Все встали и повторили негромко, но с пафосом:

— Да здравствует мировая революция!

Евстафий надел шляпу с небольшими полями, чёрную, с вмятиной сверху, поднял короткий воротник на своём чёрном демисезонном полупальто и торопливым шагом двинулся за Александрой. Строгой и неумолимой революционеркой — руководительницей боевой группы.


...— Ваше превосходительство! Почему вы не согласитесь возглавить экспедиционный корпус? И мы очень быстро освободим Питер!

— Нет, господа, такие вопросы решает правительство. А я сейчас вольный человек, должностей не занимаю.

— Вы, Ваше превосходительство, — Маннергейм! Многие офицеры говорят: «Дайте нам Маннергейма, и мы освободим Питер! Мы возьмём Питер обратно!» И мы все с этим согласны, Ваше превосходительство! — Молодой и плотный русский полковник с пышными гусарскими усами, разгорячился.

Беседа о военном искусстве давно закончилась, офицеры задавали генералу волнующие их, давно наболевшие вопросы.

Здесь было много тех, кого большевики лишили всего.
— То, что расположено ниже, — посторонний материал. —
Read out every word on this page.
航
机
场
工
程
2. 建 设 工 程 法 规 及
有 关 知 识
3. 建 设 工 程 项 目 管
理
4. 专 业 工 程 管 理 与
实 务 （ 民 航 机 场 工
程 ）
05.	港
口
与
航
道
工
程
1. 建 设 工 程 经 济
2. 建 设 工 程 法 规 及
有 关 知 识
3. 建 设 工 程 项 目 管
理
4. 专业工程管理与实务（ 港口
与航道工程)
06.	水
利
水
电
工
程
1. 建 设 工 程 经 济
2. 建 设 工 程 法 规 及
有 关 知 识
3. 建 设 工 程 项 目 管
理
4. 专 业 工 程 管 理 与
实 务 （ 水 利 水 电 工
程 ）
И родины, и дома, и русской армии. И даже государя-императора, которому они присягали.

— Разрешите вопрос, Ваше превосходительство? — высокий, широкоплечий, тоже русский подполковник-кавалерист встал из-за столика.

— Спрашивайте, господин подполковник! И можете сесть.
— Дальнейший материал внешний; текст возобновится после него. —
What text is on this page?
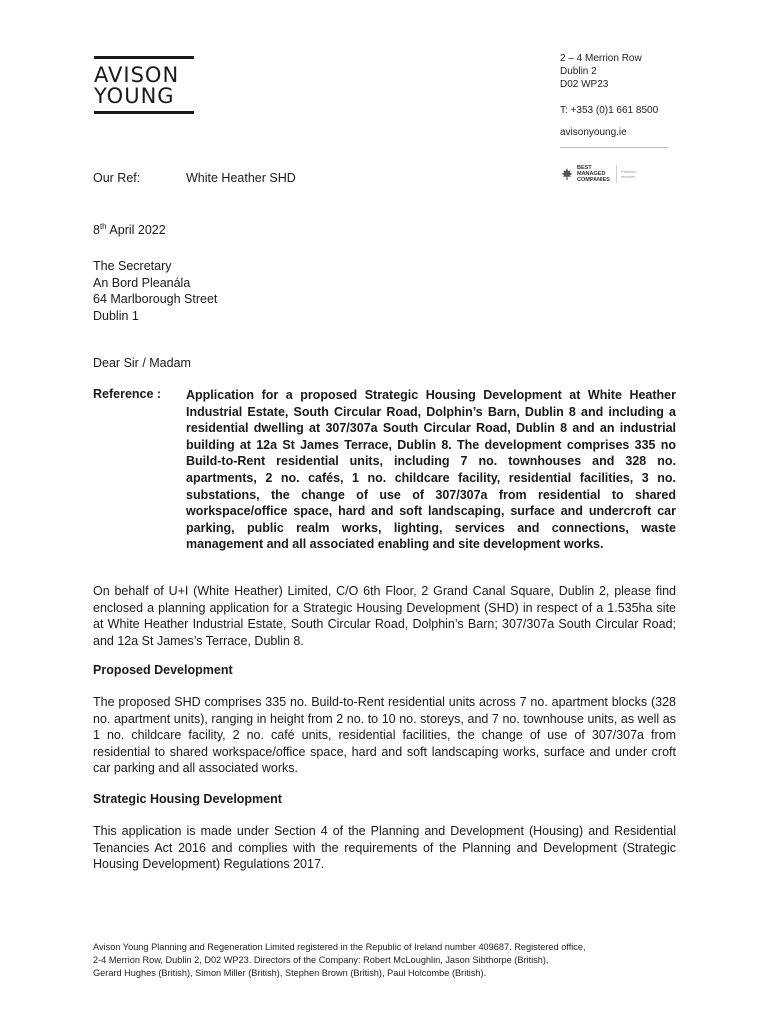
AVISON
YOUNG
2 – 4 Merrion Row
Dublin 2
D02 WP23
T: +353 (0)1 661 8500
avisonyoung.ie
BEST
MANAGED
COMPANIES
Platinum
member
Our Ref:	White Heather SHD
8th April 2022
The Secretary
An Bord Pleanála
64 Marlborough Street
Dublin 1
Dear Sir / Madam
Reference : Application for a proposed Strategic Housing Development at White Heather Industrial Estate, South Circular Road, Dolphin’s Barn, Dublin 8 and including a residential dwelling at 307/307a South Circular Road, Dublin 8 and an industrial building at 12a St James Terrace, Dublin 8. The development comprises 335 no Build-to-Rent residential units, including 7 no. townhouses and 328 no. apartments, 2 no. cafés, 1 no. childcare facility, residential facilities, 3 no. substations, the change of use of 307/307a from residential to shared workspace/office space, hard and soft landscaping, surface and undercroft car parking, public realm works, lighting, services and connections, waste management and all associated enabling and site development works.
On behalf of U+I (White Heather) Limited, C/O 6th Floor, 2 Grand Canal Square, Dublin 2, please find enclosed a planning application for a Strategic Housing Development (SHD) in respect of a 1.535ha site at White Heather Industrial Estate, South Circular Road, Dolphin’s Barn; 307/307a South Circular Road; and 12a St James’s Terrace, Dublin 8.
Proposed Development
The proposed SHD comprises 335 no. Build-to-Rent residential units across 7 no. apartment blocks (328 no. apartment units), ranging in height from 2 no. to 10 no. storeys, and 7 no. townhouse units, as well as 1 no. childcare facility, 2 no. café units, residential facilities, the change of use of 307/307a from residential to shared workspace/office space, hard and soft landscaping works, surface and under croft car parking and all associated works.
Strategic Housing Development
This application is made under Section 4 of the Planning and Development (Housing) and Residential Tenancies Act 2016 and complies with the requirements of the Planning and Development (Strategic Housing Development) Regulations 2017.
Avison Young Planning and Regeneration Limited registered in the Republic of Ireland number 409687. Registered office,
2-4 Merrion Row, Dublin 2, D02 WP23. Directors of the Company: Robert McLoughlin, Jason Sibthorpe (British),
Gerard Hughes (British), Simon Miller (British), Stephen Brown (British), Paul Holcombe (British).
— Благодарю, Ваше превосходительство! Неужели вы, Ваше превосходительство, известный боевой генерал, не хотите помочь народу России сбросить это красное ярмо? Ведь едва они разделаются с белыми армиями, они не оставят в покое Финляндию. Большевики весьма, весьма агрессивны.

— Не так всё просто, господин подполковник. В октябре прошлого года я направил из Парижа телеграмму президенту Стольбергу, где сообщал, что разумно и благородно принять прямое участие в борьбе с большевиками. Из телеграммы было понятно, что я готов возглавить или экспедиционный корпус, или другие вооружённые силы, направленные на освобождение Петербурга и России в общей борьбе Западных держав. Мнения были разные по этому поводу, но так или иначе правительство Финляндии и президент такого решения не приняли.

— Но ведь ещё не поздно! Мы все горим желанием помочь русской белой армии! — Это встал со стула финский капитан, — офицеры финляндской армии, вся армия и вся финская Белая гвардия ждёт вас, Ваше превосходительство! Завтра на параде Белой гвардии вы снова, увидите энтузиазм и преданность военных Вашему превосходительству!

— Сидите, господин капитан, пейте кофе! Я отвечу на ваш вопрос, только будьте все поспокойнее. Только выдержка и спокойствие позволяют выигрывать сражения! — Генерал улыбнулся. Его густой бас заполнял все кафе, когда он говорил. Но голос был негромким, спокойным, однако мощным, наполненным уверенностью и силой. — Сейчас, может быть, уже даже и поздно. Деникин показал себя слабым политиком. Ну, да он уже сдал армию Врангелю, ещё в начале апреля. Вы, наверно, знаете. Мне думается, удобный стратегический момент уже упущен ещё прошлой осенью и зимой. Правда, маршал Пилсудский наступает на Киев. Однако сегодня позиции русской белой армии слабее, чем они были несколько месяцев назад. Но дело не только в том. Правительство Финляндии не готово к этому. Да и страны Запада несколько изменили своё отношение к Советской России.

— Заигрывают?

— Да, господин полковник. Именно так.

Гусарский полковник встал во весь свой высокий рост. Он располагался через два столика от генерала и был почти такого же высокого роста. Может, чуть пониже.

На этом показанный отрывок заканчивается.